Variable-temperature ¹⁷O NMR studies allow quantitative evaluation of molecular dynamics in organic solids

We report a comprehensive variable-temperature solid-state ¹⁷O NMR study of three ¹⁷O-labeled crystalline sulfonic acids: 2-aminoethane-1-sulfonic acid (taurine, T), 3-aminopropane-1-sulfonic acid (homotaurine, HT), and 4-aminobutane-1-sulfonic acid (ABSA). In the solid state, all three compounds exist as zwitterionic structures, NH ₃ ⁺-R-SO ₃ ^-, in which the SO ₃ ^- group is involved in various degrees of O•••H-N hydrogen bonding. High-quality ¹⁷O NMR spectra have been obtained for all three compounds under both static and magic angle spinning (MAS) conditions at 21.1 T, allowing the complete set of ¹⁷O NMR tensor parameters to be measured. Assignment of the observed ¹⁷O NMR parameters to the correct oxygen sites in the crystal lattice was achieved with the aid of DFT calculations. By modeling the temperature dependence of ¹⁷O NMR powder line shapes, we have not only confirmed that the SO ₃ ^- groups in these compounds undergo a 3-fold rotational jump mechanism but also extracted the corresponding jump rates (10 ²-10 ⁵ s ^-1) and the associated activation energies (E _a) for this process (E _a = 48 ± 7, 42 ± 3, and 45 ± 1 kJ mol ^-1 for T, HT, and ABSA, respectively). This is the first time that SO ₃ ^- rotational dynamics have been directly probed by solid-state ¹⁷O NMR. Using the experimental activation energies for SO ₃ ^- rotation, we were able to evaluate quantitatively the total hydrogen bond energy that each SO ₃ ^- group is involved in within the crystal lattice.
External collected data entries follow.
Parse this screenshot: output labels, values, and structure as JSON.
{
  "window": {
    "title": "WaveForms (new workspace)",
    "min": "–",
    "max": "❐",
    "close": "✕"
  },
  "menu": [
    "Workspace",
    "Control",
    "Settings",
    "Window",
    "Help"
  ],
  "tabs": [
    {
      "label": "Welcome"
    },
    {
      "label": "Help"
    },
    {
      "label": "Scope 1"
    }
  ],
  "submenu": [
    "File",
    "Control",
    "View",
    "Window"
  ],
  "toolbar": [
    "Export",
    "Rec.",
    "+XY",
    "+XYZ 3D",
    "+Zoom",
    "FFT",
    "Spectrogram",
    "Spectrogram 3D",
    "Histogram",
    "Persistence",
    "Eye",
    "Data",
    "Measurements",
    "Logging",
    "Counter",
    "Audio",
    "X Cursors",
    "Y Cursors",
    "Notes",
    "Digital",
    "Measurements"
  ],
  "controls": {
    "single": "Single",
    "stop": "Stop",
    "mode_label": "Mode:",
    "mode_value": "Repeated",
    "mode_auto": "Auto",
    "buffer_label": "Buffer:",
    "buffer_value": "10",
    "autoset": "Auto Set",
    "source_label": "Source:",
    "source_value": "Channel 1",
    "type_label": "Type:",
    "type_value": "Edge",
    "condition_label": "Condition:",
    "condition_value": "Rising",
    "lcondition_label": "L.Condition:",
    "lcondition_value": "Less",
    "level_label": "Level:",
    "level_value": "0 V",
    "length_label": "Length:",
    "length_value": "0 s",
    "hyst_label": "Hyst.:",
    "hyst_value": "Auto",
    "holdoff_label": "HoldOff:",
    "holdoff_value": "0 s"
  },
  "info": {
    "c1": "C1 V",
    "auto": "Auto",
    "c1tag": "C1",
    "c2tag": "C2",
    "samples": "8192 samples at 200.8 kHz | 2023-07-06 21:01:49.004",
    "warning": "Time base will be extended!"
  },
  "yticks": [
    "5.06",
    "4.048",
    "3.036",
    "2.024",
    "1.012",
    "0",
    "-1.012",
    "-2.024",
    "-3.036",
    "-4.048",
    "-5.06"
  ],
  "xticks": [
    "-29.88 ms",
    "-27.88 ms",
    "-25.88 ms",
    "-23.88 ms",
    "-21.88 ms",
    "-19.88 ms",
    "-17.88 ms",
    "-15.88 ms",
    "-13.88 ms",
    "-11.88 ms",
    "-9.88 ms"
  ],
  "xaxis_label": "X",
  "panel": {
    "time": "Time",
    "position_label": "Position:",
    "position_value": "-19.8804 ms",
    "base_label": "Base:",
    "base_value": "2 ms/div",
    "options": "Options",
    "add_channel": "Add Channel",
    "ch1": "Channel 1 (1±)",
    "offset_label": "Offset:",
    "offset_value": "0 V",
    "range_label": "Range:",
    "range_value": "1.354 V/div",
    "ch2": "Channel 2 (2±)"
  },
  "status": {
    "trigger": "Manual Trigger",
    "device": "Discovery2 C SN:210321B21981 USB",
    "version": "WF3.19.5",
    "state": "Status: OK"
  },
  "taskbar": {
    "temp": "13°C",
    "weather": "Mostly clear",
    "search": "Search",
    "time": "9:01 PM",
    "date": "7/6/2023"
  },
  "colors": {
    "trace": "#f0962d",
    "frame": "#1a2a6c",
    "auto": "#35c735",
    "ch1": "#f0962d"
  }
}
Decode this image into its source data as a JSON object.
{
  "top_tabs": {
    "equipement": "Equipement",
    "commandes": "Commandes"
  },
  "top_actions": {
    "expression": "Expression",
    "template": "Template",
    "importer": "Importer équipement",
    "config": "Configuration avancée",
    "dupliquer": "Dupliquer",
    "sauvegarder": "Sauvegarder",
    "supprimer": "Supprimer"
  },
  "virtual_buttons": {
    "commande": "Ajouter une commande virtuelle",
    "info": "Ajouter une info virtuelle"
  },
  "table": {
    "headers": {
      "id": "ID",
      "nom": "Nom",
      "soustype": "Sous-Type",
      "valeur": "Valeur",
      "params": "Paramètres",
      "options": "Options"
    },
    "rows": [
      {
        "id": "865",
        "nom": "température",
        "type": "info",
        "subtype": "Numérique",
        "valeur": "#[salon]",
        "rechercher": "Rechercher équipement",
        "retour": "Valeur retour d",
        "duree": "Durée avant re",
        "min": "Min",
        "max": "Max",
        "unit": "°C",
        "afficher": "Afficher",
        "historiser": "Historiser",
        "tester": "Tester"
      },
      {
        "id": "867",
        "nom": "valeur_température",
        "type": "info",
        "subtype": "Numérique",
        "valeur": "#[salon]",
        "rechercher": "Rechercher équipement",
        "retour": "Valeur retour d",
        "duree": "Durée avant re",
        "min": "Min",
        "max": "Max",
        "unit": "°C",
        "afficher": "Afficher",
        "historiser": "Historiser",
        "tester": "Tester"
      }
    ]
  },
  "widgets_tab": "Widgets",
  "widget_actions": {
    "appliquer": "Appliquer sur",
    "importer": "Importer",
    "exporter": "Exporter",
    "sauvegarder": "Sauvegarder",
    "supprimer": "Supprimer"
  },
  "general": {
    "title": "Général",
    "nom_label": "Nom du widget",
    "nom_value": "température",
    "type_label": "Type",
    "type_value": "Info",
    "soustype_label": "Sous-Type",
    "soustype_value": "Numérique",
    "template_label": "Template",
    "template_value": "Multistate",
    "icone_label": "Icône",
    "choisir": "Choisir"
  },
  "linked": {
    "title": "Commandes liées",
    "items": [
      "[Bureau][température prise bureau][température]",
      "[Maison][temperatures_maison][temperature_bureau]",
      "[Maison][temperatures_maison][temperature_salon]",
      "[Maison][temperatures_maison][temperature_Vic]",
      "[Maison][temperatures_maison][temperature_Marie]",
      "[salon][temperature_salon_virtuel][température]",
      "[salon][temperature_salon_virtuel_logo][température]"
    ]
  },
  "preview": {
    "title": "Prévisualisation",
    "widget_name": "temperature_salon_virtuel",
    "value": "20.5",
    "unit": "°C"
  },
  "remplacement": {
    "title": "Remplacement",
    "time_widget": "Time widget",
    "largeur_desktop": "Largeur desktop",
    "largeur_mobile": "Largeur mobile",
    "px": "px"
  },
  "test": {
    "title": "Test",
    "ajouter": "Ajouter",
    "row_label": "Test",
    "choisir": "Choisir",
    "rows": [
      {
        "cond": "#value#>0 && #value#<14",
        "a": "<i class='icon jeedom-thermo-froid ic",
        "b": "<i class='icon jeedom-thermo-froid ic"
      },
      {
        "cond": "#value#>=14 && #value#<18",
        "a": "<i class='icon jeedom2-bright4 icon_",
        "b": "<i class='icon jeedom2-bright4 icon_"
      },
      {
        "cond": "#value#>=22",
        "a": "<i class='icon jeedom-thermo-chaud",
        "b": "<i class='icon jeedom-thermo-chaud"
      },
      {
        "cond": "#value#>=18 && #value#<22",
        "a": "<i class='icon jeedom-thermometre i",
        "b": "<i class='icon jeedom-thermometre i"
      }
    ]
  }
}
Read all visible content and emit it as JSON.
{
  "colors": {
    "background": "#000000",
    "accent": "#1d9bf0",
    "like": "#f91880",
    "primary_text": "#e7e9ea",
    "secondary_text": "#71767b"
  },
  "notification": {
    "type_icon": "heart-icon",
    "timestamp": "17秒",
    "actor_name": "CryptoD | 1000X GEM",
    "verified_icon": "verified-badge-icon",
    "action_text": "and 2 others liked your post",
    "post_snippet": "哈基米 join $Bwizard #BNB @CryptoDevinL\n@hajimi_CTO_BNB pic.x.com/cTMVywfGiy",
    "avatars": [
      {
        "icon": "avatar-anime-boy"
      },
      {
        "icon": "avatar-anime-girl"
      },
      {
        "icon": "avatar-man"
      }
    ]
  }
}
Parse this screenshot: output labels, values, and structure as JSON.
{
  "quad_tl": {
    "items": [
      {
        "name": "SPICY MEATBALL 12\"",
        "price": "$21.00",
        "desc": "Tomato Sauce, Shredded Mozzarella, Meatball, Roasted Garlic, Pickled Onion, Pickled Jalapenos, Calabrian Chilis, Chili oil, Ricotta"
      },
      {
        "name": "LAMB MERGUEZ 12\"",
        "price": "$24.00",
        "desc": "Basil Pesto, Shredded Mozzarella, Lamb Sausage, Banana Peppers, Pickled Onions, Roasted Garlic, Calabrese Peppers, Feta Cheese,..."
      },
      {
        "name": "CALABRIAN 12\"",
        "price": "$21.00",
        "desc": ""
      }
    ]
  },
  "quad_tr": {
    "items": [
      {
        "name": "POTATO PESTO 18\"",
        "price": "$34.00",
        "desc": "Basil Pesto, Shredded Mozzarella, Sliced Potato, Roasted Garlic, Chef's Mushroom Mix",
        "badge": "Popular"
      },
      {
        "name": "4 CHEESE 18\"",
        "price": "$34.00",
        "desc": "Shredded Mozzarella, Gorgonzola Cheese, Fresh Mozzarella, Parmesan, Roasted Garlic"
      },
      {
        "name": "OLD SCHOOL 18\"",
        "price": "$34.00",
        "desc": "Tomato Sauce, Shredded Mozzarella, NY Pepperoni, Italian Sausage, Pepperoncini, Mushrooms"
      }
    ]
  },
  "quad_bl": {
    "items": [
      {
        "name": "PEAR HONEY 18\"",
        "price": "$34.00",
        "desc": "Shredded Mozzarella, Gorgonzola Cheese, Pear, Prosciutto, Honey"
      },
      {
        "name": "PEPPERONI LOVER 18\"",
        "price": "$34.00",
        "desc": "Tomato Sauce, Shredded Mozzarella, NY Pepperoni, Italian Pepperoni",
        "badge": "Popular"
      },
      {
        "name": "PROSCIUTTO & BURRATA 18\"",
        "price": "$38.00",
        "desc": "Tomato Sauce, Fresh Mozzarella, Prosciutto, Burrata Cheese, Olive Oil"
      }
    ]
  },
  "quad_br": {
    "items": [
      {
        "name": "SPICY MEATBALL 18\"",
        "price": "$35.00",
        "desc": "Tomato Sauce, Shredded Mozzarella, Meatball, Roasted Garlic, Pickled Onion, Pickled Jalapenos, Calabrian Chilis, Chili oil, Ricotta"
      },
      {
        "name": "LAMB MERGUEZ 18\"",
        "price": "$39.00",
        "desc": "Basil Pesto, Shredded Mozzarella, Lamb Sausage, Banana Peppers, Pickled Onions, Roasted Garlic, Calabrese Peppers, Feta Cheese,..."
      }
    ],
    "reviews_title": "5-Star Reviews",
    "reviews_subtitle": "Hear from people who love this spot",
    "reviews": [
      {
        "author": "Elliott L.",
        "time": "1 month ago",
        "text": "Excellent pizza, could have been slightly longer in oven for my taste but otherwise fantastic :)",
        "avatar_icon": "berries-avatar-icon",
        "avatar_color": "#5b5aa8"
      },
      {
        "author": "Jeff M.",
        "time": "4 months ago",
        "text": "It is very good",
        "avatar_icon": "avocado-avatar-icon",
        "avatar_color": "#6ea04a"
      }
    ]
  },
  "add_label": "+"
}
The activation energies also correlate with calculated rotational energy barriers. This work provides a clear illustration of the utility of solid-state ¹⁷O NMR in quantifying dynamic processes occurring in organic solids. Similar studies applied to selectively ¹⁷O-labeled biomolecules would appear to be very feasible.